A Philadelphia Journal of Politics, Finance, Ethics, and Culture

Tuesday, June 14, 2005  

I’m Just Saying

Opponents of the Central American Free Trade Agreement, or Cafta, an expansive group that includes this writer, have taken to pointing out that the gross, gross domestic product of the six Cafta nations is roughly equivalent to that of the long and highly depressed city of New Haven, Conn., population 123,626.

With that in mind . . . Why not a New Haven Free Trade Agreement? A NewHafta, as it were? I’ll bet all 123,626 of them, New Havenites all, and those living in the city’s environs, would appreciate that.

Perhaps something similar for any number of other regions in the United States experiencing long-term, structural economic dislocation, oft-times the result of the very same sort of “free trade agreement” we’re being peddled once again?
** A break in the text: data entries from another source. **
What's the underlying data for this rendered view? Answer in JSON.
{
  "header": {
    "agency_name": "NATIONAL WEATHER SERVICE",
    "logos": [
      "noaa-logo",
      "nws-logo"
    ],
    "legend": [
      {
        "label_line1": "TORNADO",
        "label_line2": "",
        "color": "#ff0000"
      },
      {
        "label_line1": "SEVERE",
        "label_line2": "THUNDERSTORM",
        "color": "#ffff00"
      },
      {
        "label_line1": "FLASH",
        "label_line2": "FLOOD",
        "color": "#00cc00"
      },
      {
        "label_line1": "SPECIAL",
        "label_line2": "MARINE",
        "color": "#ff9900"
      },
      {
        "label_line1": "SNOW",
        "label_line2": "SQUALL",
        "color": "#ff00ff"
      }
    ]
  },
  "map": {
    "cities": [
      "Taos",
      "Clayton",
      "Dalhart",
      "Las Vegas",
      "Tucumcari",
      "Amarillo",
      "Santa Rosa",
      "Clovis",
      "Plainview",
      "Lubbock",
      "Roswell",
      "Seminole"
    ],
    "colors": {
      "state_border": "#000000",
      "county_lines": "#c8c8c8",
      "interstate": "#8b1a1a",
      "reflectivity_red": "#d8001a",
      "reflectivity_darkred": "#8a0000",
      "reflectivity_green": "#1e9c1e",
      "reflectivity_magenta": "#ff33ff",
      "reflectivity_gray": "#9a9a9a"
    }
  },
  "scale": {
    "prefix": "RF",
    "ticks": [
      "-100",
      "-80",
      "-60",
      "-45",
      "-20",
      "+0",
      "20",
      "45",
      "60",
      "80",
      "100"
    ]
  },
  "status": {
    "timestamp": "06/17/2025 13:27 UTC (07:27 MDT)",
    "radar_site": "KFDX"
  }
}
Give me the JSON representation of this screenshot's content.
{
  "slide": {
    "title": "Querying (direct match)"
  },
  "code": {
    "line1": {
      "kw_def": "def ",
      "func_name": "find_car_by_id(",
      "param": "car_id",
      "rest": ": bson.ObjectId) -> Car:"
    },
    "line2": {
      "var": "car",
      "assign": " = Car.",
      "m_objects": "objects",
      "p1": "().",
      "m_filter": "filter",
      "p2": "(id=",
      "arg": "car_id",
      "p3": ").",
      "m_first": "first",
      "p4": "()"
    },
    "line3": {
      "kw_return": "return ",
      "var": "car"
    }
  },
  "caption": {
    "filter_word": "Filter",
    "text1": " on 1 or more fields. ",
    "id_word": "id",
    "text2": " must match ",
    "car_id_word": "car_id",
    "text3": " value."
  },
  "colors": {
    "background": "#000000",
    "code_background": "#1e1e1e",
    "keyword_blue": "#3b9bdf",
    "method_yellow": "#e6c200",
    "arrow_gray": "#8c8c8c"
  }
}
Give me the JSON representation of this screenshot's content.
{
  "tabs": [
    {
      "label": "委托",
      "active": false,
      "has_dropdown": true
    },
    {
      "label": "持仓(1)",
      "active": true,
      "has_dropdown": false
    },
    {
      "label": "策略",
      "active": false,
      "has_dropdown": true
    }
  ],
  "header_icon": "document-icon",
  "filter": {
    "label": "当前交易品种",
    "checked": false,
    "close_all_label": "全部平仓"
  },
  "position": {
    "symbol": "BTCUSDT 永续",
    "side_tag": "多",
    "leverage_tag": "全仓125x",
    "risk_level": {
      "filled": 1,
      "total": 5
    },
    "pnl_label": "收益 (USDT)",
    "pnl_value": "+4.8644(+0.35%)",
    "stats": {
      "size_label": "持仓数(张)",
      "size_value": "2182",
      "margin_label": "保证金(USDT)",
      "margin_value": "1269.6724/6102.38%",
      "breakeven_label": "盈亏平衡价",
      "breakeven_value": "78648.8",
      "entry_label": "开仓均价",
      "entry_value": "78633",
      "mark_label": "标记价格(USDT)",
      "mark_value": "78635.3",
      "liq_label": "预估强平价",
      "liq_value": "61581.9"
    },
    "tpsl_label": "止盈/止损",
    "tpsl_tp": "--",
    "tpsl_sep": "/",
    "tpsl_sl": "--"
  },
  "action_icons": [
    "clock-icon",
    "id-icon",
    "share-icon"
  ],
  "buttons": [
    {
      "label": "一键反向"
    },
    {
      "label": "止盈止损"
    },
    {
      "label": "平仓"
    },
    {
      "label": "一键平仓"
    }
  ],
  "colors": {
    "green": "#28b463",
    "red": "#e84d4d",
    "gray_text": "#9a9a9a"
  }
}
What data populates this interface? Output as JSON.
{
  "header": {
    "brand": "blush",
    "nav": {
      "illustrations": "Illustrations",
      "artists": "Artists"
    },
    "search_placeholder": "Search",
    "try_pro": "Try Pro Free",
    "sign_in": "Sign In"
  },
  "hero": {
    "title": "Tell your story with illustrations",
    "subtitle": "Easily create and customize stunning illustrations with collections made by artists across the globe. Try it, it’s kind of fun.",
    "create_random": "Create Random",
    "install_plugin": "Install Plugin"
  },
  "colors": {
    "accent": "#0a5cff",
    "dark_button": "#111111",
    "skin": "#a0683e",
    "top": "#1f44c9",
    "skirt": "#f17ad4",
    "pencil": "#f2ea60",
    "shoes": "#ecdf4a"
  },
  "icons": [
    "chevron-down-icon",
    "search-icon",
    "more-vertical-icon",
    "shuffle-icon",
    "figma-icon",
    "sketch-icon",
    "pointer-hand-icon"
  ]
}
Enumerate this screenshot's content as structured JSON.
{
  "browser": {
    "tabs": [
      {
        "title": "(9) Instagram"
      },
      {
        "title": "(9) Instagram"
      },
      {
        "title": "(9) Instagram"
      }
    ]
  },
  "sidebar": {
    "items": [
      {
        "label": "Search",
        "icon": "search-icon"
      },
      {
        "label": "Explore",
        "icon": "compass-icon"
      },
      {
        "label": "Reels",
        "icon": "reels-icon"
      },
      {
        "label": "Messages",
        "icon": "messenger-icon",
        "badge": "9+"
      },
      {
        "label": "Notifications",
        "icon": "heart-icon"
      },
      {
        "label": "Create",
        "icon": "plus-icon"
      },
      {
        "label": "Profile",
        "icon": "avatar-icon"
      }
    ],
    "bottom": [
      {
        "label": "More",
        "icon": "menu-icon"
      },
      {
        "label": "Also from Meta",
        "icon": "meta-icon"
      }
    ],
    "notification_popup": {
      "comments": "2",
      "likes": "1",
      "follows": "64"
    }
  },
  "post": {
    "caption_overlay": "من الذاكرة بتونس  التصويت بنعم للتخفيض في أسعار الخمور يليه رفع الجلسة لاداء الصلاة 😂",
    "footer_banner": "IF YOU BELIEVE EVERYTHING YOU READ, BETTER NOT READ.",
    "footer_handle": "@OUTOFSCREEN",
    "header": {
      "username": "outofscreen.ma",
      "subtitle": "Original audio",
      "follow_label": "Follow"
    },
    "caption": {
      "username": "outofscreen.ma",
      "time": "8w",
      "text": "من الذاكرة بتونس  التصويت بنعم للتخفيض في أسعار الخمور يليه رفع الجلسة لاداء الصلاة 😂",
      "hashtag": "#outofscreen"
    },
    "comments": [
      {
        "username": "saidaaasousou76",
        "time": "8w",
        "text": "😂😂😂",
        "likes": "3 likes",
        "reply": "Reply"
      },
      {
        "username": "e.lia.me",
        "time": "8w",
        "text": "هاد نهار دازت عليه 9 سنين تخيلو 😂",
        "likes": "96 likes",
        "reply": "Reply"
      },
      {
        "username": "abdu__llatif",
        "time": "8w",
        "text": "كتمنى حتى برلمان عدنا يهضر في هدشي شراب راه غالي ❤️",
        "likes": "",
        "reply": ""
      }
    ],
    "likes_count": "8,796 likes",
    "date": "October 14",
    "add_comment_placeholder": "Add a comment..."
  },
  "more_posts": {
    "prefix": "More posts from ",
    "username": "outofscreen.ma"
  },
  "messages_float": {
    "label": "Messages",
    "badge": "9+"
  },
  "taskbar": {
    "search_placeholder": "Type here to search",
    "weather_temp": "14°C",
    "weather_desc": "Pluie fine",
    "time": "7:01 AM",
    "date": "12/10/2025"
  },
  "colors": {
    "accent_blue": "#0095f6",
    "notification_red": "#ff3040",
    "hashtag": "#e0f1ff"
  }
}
How about a Pennsylvania Free Trade Agreement, let’s call it Pafta, to aid the cities and workers of Allentown, Altoona, Bethlehem, Easton, Erie, Johnstown, Pittsburgh, Reading, Scranton, and Wilkes-Barre?

Or an Upstate New York Free Trade Agreement, UNYFTA for lack of something better, to provide a much needed boost to such locales as Binghamton, Buffalo, Elmira, Kingston, Newburgh, Niagara Falls, Poughkeepsie, Rochester, Schenectady, Syracuse, Troy, and Utica?

I could go on. And while I don’t mean to get all nativistic about this, really, come on now. Priorities, people.